しかし、本書では「記憶」を扱っています。犀川先生曰く全てを思い出せない「記憶」を本書はゲーム×テクノロジーと直結することで、エンタメ性を損なわずに物語の重要なシーンへ繋げています。

そして、このニュアンスの違いが、物語のクライマックスをとても美しく、そして切なく彩ります。

人によっては、投げっ放しジャーマンのような展開に閉口してしまうかもしれません。

しかし、本作は初めから二人を中心とした物語です。

視点が散らかっても、二人に収束していくのは妥当だと考えます。細部における若干の消化不良は否めないのは、上巻における視点の飛ばし方と決着の付け方がこれ以上ないほどにスマートだったことに起因するのかなと。

「記憶」という物語の追体験を想像性から掻き立てることで、予測不可能かつダイナミックな展開に持ち込むことに成功した下巻。

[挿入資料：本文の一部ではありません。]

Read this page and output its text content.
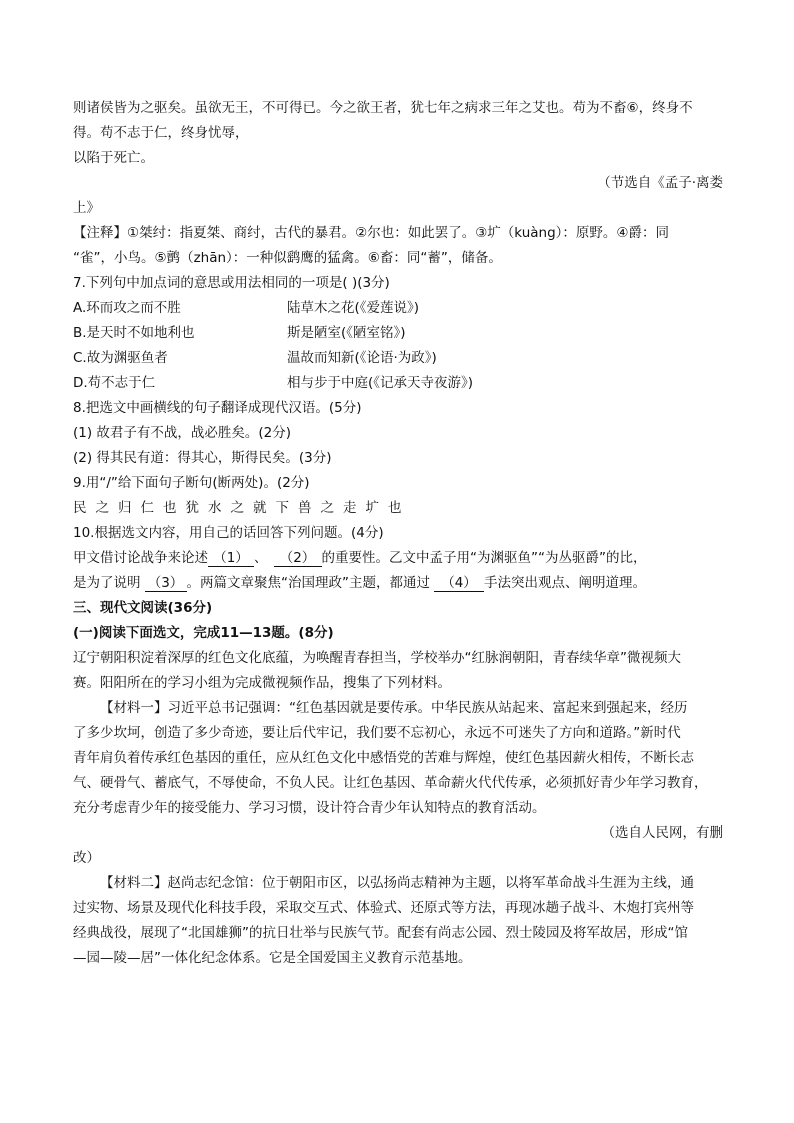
则诸侯皆为之驱矣。虽欲无王，不可得已。今之欲王者，犹七年之病求三年之艾也。苟为不畜⑥，终身不
得。苟不志于仁，终身忧辱，
以陷于死亡。
（节选自《孟子·离娄
上》
【注释】①桀纣：指夏桀、商纣，古代的暴君。②尔也：如此罢了。③圹（kuàng）：原野。④爵：同
“雀”，小鸟。⑤鹯（zhān）：一种似鹞鹰的猛禽。⑥畜：同“蓄”，储备。
7.下列句中加点词的意思或用法相同的一项是( )(3分)
A.环而攻之而不胜	陆草木之花(《爱莲说》)
B.是天时不如地利也	斯是陋室(《陋室铭》)
C.故为渊驱鱼者	温故而知新(《论语·为政》)
D.苟不志于仁	相与步于中庭(《记承天寺夜游》)
8.把选文中画横线的句子翻译成现代汉语。(5分)
(1) 故君子有不战，战必胜矣。(2分)
(2) 得其民有道：得其心，斯得民矣。(3分)
9.用“/”给下面句子断句(断两处)。(2分)
民之归仁也犹水之就下兽之走圹也
10.根据选文内容，用自己的话回答下列问题。(4分)
甲文借讨论战争来论述 （1） 、 （2） 的重要性。乙文中孟子用“为渊驱鱼”“为丛驱爵”的比，
是为了说明 （3） 。两篇文章聚焦“治国理政”主题，都通过 （4） 手法突出观点、阐明道理。
三、现代文阅读(36分)
(一)阅读下面选文，完成11—13题。(8分)
辽宁朝阳积淀着深厚的红色文化底蕴，为唤醒青春担当，学校举办“红脉润朝阳，青春续华章”微视频大
赛。阳阳所在的学习小组为完成微视频作品，搜集了下列材料。
【材料一】习近平总书记强调：“红色基因就是要传承。中华民族从站起来、富起来到强起来，经历
了多少坎坷，创造了多少奇迹，要让后代牢记，我们要不忘初心，永远不可迷失了方向和道路。”新时代
青年肩负着传承红色基因的重任，应从红色文化中感悟党的苦难与辉煌，使红色基因薪火相传，不断长志
气、硬骨气、蓄底气，不辱使命，不负人民。让红色基因、革命薪火代代传承，必须抓好青少年学习教育，
充分考虑青少年的接受能力、学习习惯，设计符合青少年认知特点的教育活动。
（选自人民网，有删
改）
【材料二】赵尚志纪念馆：位于朝阳市区，以弘扬尚志精神为主题，以将军革命战斗生涯为主线，通
过实物、场景及现代化科技手段，采取交互式、体验式、还原式等方法，再现冰趟子战斗、木炮打宾州等
经典战役，展现了“北国雄狮”的抗日壮举与民族气节。配套有尚志公园、烈士陵园及将军故居，形成“馆
—园—陵—居”一体化纪念体系。它是全国爱国主义教育示范基地。
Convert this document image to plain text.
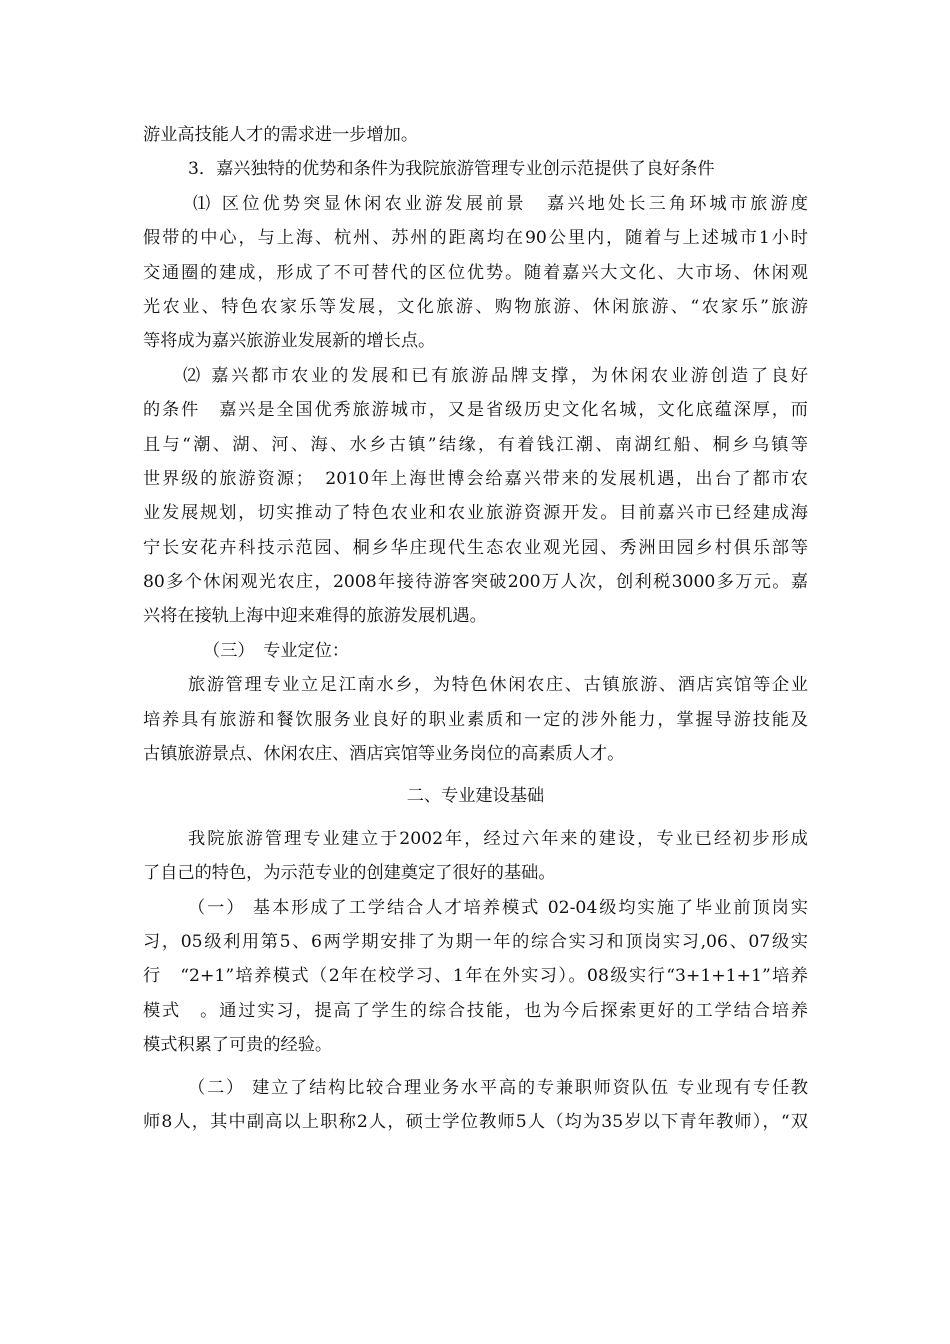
游业高技能人才的需求进一步增加。
3．嘉兴独特的优势和条件为我院旅游管理专业创示范提供了良好条件
⑴ 区位优势突显休闲农业游发展前景　嘉兴地处长三角环城市旅游度
假带的中心，与上海、杭州、苏州的距离均在90公里内，随着与上述城市1小时
交通圈的建成，形成了不可替代的区位优势。随着嘉兴大文化、大市场、休闲观
光农业、特色农家乐等发展，文化旅游、购物旅游、休闲旅游、“农家乐”旅游
等将成为嘉兴旅游业发展新的增长点。
⑵ 嘉兴都市农业的发展和已有旅游品牌支撑，为休闲农业游创造了良好
的条件　嘉兴是全国优秀旅游城市，又是省级历史文化名城，文化底蕴深厚，而
且与“潮、湖、河、海、水乡古镇”结缘，有着钱江潮、南湖红船、桐乡乌镇等
世界级的旅游资源；　2010年上海世博会给嘉兴带来的发展机遇，出台了都市农
业发展规划，切实推动了特色农业和农业旅游资源开发。目前嘉兴市已经建成海
宁长安花卉科技示范园、桐乡华庄现代生态农业观光园、秀洲田园乡村俱乐部等
80多个休闲观光农庄，2008年接待游客突破200万人次，创利税3000多万元。嘉
兴将在接轨上海中迎来难得的旅游发展机遇。
（三）　专业定位：
旅游管理专业立足江南水乡，为特色休闲农庄、古镇旅游、酒店宾馆等企业
培养具有旅游和餐饮服务业良好的职业素质和一定的涉外能力，掌握导游技能及
古镇旅游景点、休闲农庄、酒店宾馆等业务岗位的高素质人才。
二、专业建设基础
我院旅游管理专业建立于2002年，经过六年来的建设，专业已经初步形成
了自己的特色，为示范专业的创建奠定了很好的基础。
（一） 基本形成了工学结合人才培养模式 02-04级均实施了毕业前顶岗实
习，05级利用第5、6两学期安排了为期一年的综合实习和顶岗实习,06、07级实
行　“2+1”培养模式（2年在校学习、1年在外实习）。08级实行“3+1+1+1”培养
模式　。通过实习，提高了学生的综合技能，也为今后探索更好的工学结合培养
模式积累了可贵的经验。
（二） 建立了结构比较合理业务水平高的专兼职师资队伍 专业现有专任教
师8人，其中副高以上职称2人，硕士学位教师5人（均为35岁以下青年教师），“双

究極的なゲーム性、適切なルール観、服従するプレイヤーの存在。

それらを構築するのは人間です。まるで天の配剤のように論理的に数学的に突き詰めても、最終的な部分も人間です。ドラマは人間だからこそ描けるのです。

このような小説と出会うために小説を読むんですよ。

参りました。凄かった。

『ゲームの王国』のような本が読めることは幸せです。昨年最大の発見だと思います。傑作でした。